The units used in the header for each column depend on (1) the units in the input files, (2) the units set as output units in the report instructions, and (3) any normalization used. Smkreport starts with the units obtained from the input files and application of any matrices of interest. Then all unit conversions that can be made, are made. The conversions are done separately on the numerator and the denominator, but one or both of the conversions will not be done if Smkreport has not been configured for the conversions. If this is the case, a note will appear to this effect in the log file. Last, the units are converted to 1/m2 if the NORMALIZE CELLAREA instruction has been given.

Below the header units, a line of minus signs will appear in the reports.

5.4.1.5.7. Data rows

The rows of data (i.e., emissions totals or activity totals) are listed sequentially, without spaces between the rows, in sorted order according to the BY instructions, and based on the order listed in the file (just explained above). Data-value-based sorting is not done by Smkreport, but rather left for a postprocessing step of other data manipulation software. Unlike the title rows, the length of the data rows constrained only by the maximum number of characters up to 3500 per ASCII line, which varies based on the platform you are using. The ARRANGE instruction can be used to improve the arrangement of data rows when the lines are too large or the program is not working properly because of the large number of data values requested in a report.

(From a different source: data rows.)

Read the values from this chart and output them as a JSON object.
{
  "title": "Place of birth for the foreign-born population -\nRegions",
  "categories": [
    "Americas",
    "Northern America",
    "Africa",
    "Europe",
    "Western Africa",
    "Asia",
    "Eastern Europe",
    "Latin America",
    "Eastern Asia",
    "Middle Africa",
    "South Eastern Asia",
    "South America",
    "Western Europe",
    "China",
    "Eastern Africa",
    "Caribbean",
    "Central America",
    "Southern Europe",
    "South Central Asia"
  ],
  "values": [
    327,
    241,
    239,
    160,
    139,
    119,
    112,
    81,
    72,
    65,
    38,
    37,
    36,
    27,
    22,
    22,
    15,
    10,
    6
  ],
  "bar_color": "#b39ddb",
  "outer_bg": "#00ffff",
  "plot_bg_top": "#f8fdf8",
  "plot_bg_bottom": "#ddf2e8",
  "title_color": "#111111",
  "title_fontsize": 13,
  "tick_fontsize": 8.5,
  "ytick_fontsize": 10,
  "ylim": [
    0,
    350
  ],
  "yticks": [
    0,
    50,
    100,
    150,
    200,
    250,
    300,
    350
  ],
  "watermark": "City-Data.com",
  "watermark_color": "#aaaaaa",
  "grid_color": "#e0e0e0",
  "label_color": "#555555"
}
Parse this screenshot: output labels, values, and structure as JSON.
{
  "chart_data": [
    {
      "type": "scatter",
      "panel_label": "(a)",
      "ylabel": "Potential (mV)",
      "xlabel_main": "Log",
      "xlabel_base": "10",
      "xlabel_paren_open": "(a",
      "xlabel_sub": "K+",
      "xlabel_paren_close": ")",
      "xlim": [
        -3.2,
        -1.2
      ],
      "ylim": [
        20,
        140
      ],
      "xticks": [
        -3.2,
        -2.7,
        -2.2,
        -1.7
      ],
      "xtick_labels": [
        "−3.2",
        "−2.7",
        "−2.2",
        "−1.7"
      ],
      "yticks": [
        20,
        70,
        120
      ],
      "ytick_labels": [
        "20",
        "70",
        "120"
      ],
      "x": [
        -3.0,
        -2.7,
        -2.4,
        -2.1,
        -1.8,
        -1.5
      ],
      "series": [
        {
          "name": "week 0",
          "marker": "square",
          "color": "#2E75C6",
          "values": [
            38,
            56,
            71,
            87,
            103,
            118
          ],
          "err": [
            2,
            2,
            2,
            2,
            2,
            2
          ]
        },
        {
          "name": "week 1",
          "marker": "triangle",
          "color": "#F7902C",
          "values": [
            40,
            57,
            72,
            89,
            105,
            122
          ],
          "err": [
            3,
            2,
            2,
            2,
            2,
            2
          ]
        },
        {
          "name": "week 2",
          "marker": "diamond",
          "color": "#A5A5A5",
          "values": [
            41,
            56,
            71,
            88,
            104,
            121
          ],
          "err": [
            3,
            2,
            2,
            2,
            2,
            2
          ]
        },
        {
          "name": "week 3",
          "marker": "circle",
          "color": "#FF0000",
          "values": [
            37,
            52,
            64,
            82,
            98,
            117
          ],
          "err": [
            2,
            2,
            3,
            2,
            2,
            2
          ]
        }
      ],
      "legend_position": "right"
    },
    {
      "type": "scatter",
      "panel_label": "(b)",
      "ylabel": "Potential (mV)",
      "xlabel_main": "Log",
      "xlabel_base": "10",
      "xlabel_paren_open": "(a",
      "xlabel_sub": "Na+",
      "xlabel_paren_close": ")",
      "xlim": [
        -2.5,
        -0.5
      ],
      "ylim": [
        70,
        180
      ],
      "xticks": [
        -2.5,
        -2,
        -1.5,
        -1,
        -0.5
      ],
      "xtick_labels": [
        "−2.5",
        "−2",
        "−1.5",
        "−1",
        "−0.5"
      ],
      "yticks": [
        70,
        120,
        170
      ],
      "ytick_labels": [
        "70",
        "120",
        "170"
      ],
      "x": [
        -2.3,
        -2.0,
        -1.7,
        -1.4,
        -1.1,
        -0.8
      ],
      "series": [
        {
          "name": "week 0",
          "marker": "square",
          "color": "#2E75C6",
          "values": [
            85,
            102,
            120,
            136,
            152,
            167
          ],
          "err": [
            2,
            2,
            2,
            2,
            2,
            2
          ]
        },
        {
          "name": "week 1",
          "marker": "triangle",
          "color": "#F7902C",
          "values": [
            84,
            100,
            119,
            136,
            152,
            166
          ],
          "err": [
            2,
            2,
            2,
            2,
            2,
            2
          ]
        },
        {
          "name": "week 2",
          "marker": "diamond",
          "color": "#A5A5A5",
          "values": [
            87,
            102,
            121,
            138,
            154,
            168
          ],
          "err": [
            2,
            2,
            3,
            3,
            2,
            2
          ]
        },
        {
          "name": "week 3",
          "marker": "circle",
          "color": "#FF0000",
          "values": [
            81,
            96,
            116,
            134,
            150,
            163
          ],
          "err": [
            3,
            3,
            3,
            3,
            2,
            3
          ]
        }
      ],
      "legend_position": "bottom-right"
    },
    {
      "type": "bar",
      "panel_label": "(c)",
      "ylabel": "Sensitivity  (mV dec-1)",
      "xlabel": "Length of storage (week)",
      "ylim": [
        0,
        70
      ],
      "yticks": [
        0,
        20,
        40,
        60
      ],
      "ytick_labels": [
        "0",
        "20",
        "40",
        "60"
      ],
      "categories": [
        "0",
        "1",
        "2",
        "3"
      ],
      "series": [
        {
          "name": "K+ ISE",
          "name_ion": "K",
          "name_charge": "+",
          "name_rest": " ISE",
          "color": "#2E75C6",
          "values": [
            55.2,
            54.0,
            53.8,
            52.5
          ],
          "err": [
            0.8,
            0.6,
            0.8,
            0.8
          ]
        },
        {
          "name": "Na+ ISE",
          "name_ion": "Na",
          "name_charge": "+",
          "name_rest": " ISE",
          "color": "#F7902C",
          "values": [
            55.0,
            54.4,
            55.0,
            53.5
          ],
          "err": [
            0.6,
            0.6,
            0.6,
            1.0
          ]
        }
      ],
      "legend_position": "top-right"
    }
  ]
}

The data values in the rows are formatted based on the NUMBER instruction for the report.

The resolution of the data values (e.g., summed by SCC) depends on the BY instructions for the report. The inventory records included in the totals (i.e., which sources are included in the reported emissions) depend on the SELECT instructions for the report. More description of these instructions and how they affect the output is provided with the REPCONFIG file format information given earlier.

5.4.1.6. Elements of the METADATA section

Note: this section is not yet implemented in SMOKE. Once implemented, this section of the reports will begin by a line with the word METADATA on it.

5.4.1.6.1. Input files

In this part of the METADATA section, all of the input files used in running the program are provided, one on each line. The full path and file name will be provided.

5.4.1.6.2. Echoed group definitions

The group definitions from the REPCONFIG file used to generate the file will be listed in this section. The definitions will be merely copied directly from the input file to this section of the output report.

5.4.1.6.3. Echoed report instructions

The report instructions from the REPCONFIG file used for creating each report in the file will be listed in this section. The instructions will be merely copied directly from the input file.